The parathyroid glands should release parathyroid hormone in response to low or falling calcium. Parathyroid hormone (PTH) causes increased calcium and decreased phosphate.
Primary hyperparathyroidism
Primary hyperparathyroidism is the inappropriate secretion of PTH, resulting in hypercalcaemia.
Presentation was classically with the signs/symptoms of hypercalcaemia (‘bones, stones, abdominal groans and psychic moans’) but now 80% of cases are detected incidentally on bloods.
Biochemically there is a raised serum calcium, elevated or inappropriately normal PTH and often a low serum phosphate due to renal phosphate wasting.
85% of cases are caused by a single adenoma.
Parathyroid carcinoma is rare, affecting <0.5% of those with hyperparathyroidism.
Primary hyperparathyroidism may be hereditary – it is a feature of MEN I and MEN IIa.
Treatment
- Parathyroidectomy
- if calcium > 1.0mg/dl above upper limit of normal or creatinine clearance <60ml/min or osteoporosis or aged under 50
- 95% cure
- small risk of recurrent laryngeal nerve palsy
- risk of 'hungry bone syndrome' - associated with hypocalcemia, hypophosphatemia, and low urinary calcium excretion
- Medical management
- Adequate hydration
- Avoid immobility
- Alendronate to increase bone mineral density
NB it is important to differentiate primary hyperparathyroidism from familial hypocalciuric hypercalcaemia as the latter does not require any treatment.
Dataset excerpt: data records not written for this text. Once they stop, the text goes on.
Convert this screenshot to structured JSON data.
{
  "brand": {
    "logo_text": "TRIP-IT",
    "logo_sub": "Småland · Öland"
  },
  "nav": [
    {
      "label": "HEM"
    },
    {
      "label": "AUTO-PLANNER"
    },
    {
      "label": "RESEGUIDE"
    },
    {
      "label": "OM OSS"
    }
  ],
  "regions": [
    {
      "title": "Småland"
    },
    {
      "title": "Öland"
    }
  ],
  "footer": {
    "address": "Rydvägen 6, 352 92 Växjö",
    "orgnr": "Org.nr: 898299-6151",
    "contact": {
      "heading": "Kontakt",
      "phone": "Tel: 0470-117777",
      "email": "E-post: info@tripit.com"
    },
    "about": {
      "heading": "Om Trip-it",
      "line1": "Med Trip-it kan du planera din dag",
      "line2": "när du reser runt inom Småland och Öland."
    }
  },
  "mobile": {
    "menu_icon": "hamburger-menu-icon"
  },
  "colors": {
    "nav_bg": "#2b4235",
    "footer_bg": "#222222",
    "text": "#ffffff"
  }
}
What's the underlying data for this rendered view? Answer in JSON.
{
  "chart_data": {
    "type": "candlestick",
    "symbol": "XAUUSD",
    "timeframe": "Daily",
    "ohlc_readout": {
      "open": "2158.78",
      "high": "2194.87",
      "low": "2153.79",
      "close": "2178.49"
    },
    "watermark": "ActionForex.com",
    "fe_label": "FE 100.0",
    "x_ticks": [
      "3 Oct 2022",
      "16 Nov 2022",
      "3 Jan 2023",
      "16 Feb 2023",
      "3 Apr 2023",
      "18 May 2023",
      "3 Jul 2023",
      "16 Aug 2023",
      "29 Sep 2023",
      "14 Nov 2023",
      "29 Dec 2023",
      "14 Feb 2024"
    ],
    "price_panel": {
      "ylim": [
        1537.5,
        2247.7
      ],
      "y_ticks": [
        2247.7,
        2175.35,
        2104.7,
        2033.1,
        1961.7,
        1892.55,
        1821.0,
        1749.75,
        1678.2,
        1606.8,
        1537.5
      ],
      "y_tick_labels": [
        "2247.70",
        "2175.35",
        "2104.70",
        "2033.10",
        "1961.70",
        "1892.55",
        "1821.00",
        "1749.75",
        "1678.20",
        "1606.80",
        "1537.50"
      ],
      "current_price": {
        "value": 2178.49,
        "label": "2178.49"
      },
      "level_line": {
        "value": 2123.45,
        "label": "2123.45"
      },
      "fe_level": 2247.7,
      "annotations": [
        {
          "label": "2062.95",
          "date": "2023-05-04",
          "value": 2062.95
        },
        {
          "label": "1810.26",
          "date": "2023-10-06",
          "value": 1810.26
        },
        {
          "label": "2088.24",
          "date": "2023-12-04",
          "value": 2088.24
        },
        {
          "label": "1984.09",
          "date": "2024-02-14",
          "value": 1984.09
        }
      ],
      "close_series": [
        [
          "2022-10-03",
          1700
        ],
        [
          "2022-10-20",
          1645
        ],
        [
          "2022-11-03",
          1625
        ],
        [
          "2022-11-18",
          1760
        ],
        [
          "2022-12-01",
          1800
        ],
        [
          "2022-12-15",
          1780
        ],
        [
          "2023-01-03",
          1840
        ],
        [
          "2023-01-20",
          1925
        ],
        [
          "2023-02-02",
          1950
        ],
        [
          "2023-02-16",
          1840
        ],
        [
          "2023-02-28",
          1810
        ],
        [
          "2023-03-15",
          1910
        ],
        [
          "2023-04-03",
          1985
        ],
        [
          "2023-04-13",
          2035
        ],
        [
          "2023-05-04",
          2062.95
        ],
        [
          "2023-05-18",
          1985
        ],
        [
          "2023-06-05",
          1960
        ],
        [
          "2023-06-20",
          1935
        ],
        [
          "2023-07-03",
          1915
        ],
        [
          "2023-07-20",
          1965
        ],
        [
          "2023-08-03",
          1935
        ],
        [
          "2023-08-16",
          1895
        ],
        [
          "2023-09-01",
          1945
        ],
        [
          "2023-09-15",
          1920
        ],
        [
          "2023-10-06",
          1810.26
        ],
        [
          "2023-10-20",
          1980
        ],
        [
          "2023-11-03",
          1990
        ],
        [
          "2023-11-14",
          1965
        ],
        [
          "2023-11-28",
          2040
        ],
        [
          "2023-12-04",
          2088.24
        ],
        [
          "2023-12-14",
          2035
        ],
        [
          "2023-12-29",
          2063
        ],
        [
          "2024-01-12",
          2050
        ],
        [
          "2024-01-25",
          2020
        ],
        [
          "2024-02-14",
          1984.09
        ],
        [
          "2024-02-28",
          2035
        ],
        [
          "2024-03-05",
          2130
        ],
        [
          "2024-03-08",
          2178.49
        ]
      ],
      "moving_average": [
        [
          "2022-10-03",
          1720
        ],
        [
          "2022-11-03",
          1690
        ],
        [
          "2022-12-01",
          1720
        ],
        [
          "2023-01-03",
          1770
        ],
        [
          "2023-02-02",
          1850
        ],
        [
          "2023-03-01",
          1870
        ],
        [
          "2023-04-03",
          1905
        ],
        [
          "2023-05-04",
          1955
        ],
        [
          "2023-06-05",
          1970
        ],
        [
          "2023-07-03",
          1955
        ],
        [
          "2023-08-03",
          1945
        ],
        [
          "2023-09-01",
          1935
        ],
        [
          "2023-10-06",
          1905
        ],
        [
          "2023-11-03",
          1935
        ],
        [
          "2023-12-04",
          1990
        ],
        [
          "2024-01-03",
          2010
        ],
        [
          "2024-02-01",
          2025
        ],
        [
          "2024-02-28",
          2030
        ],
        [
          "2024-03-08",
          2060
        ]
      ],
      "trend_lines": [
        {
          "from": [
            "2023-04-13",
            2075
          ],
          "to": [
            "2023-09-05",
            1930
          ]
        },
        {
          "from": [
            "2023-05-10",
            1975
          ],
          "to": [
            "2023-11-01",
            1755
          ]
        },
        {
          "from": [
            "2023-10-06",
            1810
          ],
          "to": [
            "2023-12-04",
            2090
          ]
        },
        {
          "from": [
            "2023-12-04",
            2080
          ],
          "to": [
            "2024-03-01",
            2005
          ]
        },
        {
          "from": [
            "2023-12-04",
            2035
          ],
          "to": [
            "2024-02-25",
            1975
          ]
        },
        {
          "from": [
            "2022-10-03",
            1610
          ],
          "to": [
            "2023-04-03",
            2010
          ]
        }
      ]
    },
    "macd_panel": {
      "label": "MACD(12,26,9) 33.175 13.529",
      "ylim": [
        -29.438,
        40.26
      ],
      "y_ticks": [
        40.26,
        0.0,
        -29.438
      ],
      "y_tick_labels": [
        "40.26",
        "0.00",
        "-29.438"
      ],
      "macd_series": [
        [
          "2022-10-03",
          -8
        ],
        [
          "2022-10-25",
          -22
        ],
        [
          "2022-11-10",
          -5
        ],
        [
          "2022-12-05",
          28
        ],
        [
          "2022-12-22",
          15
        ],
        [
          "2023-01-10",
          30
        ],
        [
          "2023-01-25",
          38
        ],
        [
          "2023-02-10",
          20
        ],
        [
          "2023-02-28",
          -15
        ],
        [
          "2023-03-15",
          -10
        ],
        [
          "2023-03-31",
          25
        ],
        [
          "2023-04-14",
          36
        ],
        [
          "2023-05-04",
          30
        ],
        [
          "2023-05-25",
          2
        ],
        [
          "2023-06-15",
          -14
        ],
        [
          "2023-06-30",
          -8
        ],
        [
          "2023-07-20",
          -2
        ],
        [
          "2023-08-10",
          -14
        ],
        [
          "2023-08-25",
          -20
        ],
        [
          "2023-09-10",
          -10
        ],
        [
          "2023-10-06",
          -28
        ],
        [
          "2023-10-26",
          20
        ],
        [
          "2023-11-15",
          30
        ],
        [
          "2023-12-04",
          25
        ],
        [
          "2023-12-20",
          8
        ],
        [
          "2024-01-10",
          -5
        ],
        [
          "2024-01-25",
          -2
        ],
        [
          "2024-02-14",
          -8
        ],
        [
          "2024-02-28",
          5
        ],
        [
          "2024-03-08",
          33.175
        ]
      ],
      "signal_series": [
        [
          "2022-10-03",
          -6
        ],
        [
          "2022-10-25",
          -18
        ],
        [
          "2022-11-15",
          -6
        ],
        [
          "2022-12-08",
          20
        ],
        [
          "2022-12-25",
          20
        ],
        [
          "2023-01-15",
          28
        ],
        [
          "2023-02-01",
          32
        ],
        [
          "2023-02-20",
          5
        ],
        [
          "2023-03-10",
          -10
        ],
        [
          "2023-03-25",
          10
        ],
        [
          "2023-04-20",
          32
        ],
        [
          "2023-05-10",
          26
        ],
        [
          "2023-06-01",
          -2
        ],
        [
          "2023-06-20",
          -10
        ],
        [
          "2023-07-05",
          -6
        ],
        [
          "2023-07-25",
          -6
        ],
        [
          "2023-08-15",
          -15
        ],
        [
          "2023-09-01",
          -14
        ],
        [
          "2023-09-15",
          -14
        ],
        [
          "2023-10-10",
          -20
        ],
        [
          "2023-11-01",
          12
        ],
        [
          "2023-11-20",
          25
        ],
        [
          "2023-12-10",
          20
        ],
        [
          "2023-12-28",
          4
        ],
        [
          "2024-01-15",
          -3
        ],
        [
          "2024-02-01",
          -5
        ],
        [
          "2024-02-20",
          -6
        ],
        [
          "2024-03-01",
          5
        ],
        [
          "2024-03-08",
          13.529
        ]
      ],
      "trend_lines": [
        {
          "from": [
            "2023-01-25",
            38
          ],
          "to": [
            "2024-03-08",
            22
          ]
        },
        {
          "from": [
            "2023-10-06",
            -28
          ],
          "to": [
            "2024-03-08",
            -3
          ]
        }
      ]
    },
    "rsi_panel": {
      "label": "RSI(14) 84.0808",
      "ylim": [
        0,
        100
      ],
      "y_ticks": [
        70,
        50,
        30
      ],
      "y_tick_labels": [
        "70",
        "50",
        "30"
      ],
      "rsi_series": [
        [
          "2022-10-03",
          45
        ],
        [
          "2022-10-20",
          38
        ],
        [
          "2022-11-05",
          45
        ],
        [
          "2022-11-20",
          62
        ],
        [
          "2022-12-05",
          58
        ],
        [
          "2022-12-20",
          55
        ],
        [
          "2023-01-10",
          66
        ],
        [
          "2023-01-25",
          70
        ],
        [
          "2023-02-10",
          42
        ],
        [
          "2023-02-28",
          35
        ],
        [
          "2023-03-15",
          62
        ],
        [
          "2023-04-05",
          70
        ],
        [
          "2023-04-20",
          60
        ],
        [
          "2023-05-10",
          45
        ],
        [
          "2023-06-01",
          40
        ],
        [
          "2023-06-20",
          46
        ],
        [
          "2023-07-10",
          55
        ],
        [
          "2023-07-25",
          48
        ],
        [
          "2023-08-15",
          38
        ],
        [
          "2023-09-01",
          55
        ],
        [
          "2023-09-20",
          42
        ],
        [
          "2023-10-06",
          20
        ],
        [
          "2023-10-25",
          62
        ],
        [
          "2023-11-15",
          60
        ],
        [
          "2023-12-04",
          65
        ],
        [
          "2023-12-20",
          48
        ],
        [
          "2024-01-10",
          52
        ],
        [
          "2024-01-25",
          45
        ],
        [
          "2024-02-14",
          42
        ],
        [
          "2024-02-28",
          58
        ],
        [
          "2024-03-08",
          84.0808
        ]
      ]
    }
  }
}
Secondary hyperparathyroidism
Secondary hyperparathyroidism is characterised by raised PTH with low calcium - it is therefore an appropriate homeostatic response.
The commonest causes of secondary hyperparathyroidism are chronic renal failure and vitamin D deficiency.
Tertiary hyperparathyroidism
Tertiary hyperparathyroidism is seen after long-term secondary hyperparathyroidism due to hyperplasia of the parathyroid glands. It results in raised calcium and very raised PTH. It generally occurs in end stage renal failure.
Summary
Small print gem: Hyperparathyroidism-jaw tumour syndrome is a rare condition in which there is a solitary parathyroid adenoma with associated bone lesion in the jaw and either Wilms’ tumour or renal cysts.